Old Jan shakes her head. “Mrs. D. is going to holler up a storm when she sees you. You two need to clean up. Pronto! When you return, you can help us feed the chickens. We just met Friendly, our rooster.”

“You two are REVOLTING,” Gwendolyn Swanson- Carmichael says.

“I want to play in the mud!” Harvey Baxter whines.

“Lola!” Amanda says. She has her arms crossed.

Oh, no! Savannah told her about the photo.

“I didn’t mean to do it. Well, I did mean to do it. But I wish I hadn’t done it!”

“You meant to fall in the mud?” Amanda asks.

I stare at Amanda. I need a quick fib. “Oh, well, I’ve always wanted to roll in the mud.”

Savannah makes zombie arms. “I’m coming to get you, Mud Monster.”

“Does that mean you’re not mad at me anymore?” I ask.

“A little. But not a lot.
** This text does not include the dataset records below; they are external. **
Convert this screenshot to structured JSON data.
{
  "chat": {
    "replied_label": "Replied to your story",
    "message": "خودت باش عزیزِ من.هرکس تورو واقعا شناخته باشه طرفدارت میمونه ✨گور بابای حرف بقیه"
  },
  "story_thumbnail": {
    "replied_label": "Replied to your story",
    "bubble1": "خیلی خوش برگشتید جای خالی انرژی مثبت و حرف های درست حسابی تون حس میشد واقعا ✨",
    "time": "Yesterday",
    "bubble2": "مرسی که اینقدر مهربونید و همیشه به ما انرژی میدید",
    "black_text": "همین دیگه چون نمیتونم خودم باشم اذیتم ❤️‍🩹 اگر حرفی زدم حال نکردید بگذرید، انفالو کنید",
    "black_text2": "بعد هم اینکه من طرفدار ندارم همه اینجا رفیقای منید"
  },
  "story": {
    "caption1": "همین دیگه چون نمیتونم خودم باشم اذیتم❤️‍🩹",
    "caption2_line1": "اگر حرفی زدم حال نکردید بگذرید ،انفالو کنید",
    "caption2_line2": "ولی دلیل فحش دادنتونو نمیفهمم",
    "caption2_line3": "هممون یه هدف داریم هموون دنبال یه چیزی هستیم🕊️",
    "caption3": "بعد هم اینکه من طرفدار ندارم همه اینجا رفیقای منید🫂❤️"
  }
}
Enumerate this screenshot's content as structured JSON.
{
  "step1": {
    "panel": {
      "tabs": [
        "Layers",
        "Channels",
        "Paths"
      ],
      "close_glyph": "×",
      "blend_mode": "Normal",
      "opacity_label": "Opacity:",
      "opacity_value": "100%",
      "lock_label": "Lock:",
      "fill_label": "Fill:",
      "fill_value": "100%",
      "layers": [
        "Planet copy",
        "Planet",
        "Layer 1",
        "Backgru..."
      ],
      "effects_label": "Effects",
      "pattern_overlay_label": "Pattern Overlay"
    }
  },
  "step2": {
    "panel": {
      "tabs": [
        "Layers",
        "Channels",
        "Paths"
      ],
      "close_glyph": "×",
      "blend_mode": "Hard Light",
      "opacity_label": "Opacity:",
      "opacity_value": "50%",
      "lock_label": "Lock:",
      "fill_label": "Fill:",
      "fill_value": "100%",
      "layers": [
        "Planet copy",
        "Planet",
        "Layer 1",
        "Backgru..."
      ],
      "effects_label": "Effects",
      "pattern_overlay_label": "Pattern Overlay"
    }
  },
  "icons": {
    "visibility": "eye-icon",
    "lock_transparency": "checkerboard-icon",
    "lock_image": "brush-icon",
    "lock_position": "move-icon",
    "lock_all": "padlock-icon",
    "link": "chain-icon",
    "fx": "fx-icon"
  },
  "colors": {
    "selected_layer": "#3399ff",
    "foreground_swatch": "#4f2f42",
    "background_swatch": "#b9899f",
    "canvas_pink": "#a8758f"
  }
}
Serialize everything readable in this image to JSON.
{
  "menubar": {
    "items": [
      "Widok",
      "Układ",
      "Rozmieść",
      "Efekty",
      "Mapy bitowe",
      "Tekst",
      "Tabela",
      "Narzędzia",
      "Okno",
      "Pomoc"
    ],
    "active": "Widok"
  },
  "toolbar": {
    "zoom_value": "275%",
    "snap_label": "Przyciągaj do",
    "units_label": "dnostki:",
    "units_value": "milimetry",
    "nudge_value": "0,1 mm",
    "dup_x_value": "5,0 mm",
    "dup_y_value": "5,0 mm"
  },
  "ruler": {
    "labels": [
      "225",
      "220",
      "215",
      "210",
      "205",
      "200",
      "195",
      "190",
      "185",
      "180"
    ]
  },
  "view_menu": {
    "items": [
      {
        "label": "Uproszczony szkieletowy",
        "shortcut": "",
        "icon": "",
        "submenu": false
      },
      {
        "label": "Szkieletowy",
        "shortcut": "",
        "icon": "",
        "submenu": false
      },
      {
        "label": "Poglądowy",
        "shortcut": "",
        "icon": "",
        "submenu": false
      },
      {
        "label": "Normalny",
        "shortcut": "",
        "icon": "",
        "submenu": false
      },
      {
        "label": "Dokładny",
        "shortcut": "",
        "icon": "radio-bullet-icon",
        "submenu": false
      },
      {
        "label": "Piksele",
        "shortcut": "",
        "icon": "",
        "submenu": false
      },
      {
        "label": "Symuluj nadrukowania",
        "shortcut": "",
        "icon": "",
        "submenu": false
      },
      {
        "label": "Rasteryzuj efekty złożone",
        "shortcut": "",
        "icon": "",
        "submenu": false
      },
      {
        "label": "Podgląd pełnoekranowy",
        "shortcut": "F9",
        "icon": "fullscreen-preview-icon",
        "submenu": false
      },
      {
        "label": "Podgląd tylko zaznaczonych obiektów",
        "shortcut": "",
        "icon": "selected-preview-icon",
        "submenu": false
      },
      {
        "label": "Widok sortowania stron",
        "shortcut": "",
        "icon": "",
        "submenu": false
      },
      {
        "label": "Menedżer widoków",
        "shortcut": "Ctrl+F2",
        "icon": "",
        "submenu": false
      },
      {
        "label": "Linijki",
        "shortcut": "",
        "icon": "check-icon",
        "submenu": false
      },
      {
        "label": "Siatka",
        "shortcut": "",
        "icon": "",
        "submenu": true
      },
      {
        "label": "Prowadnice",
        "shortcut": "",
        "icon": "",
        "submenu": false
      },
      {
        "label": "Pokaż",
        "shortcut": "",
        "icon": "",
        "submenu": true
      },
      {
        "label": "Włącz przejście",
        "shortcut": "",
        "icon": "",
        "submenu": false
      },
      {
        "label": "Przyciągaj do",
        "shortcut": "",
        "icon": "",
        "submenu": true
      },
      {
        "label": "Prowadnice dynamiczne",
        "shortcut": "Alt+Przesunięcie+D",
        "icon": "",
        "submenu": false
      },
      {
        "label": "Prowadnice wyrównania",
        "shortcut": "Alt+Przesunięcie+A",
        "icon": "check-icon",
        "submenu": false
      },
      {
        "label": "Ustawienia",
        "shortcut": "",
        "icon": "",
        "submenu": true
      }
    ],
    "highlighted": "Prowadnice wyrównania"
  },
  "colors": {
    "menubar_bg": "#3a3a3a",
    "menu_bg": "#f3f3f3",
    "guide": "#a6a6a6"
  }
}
I know you’re sorry.”

“How do you know?” I ask.

Savannah leans in and whispers, “Because when you finally got to choose first, you picked Jessie, and I know you wanted to pick Amanda.”

I grin at Savannah and whisper back, “She knows lots of good songs, right?”

Savannah wrinkles her nose. “Right.” And, “PEE-YOO! You and Jessie need to take a bath.”

Jessie wipes the mud off her face. So do I.

We look at each other. I feel a little giggle. I let it out. Jessie snickers. I laugh again, a little cackle. Jessie too. We’re holding our sides and laughing so hard, we can’t stop.

On the other side of the fence, the pig squeals.

“You stink,” says Timo Toivonen. “In Finland, we do not roll in mud.”